Sensing Zn2+ in Aqueous Solution with a Fluorescent Scorpiand Macrocyclic Ligand Decorated with an Anthracene Bearing Tail

Synthesis of the new scorpiand ligand L composed of a [9]aneN3 macrocyclic ring bearing a CH2CH2NHCH2-anthracene tail is reported. L forms both cation (Zn2+) and anion (phosphate, benzoate) complexes. In addition, the zinc complexes of L bind these anions. The equilibrium constants for ligand protonation and complex formation were determined in 0.1 M NaCl aqueous solution at 298.1 ± 0.1 K by means of potentiometric (pH-metric) titrations. pH Controlled coordination/detachment of the ligand tail to Zn2+ switch on and off the fluorescence emission from the anthracene fluorophore. Accordingly, L is able to sense Zn2+ in the pH range 6-10 down to nM concentrations of the metal ion. L can efficiently sense Zn2+ even in the presence of large excess of coordinating anions, such as cyanide, sulphide, phosphate and benzoate, despite their ability to bind the metal ion.

Stabilization of polyiodide networks with Cu(ii) complexes of small methylated polyazacyclophanes: shifting directional control from H-bonds to I⋯I interactions

Modulation of hydrogen bonds and iodine–iodine interactions, both covalent and supramolecular, unlocks novel possibilities for the construction of transition metal-polyiodide hybrid networks.

A New Heterogeneous Catalyst Obtained via Supramolecular Decoration of Graphene with a Pd2+ Azamacrocyclic Complex

A new G-(H2L)-Pd heterogeneous catalyst has been prepared via a self-assembly process consisting in the spontaneous adsorption, in water at room temperature, of a macrocyclic H2L ligand on graphene (G) (G + H2L = G-(H2L)), followed by decoration of the macrocycle with Pd2+ ions (G-(H2L) + Pd2+ = G-(H2L)-Pd) under the same mild conditions.

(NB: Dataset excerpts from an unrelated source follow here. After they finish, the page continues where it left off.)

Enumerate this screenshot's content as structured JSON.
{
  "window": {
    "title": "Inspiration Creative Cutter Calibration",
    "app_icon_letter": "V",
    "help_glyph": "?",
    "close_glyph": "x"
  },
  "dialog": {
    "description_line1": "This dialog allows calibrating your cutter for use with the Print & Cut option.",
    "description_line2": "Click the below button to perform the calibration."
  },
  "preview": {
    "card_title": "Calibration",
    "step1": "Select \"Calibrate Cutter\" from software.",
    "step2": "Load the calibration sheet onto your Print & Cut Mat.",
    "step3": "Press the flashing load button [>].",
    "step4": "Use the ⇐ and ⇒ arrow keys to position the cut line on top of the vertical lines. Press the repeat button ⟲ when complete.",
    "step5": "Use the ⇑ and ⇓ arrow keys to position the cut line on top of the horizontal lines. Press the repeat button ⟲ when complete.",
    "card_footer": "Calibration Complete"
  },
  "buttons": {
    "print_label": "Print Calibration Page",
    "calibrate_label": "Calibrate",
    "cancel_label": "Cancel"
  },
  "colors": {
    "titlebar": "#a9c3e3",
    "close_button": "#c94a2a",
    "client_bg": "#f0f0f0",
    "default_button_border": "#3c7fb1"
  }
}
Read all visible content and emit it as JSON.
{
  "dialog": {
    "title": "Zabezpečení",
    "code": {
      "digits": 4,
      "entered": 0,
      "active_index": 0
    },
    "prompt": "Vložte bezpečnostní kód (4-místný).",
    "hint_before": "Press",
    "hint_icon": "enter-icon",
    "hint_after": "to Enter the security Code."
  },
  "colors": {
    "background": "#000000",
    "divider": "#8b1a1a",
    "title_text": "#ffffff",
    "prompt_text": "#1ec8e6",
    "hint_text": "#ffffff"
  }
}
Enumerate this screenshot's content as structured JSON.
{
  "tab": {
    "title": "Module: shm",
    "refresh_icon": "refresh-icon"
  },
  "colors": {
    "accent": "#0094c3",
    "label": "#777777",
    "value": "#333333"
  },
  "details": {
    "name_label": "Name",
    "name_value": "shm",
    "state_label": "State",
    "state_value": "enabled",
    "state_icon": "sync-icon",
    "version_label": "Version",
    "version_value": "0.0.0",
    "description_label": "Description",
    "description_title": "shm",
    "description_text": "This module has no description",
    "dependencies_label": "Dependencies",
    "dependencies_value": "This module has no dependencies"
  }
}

This supramolecular approach is a sustainable (green) procedure that preserves the special characteristics of graphene and furnishes an efficient catalyst for the Cu-free Sonogashira cross coupling reaction between iodobenzene and phenylacetylene. Indeed, G-(H2L)-Pd shows an excellent conversion (90%) of reactants into diphenylacetylene under mild conditions (50 °C, water, aerobic atmosphere, 14 h). The catalyst proved to be reusable for at least four cycles, although decreasing yields down to 50% were observed.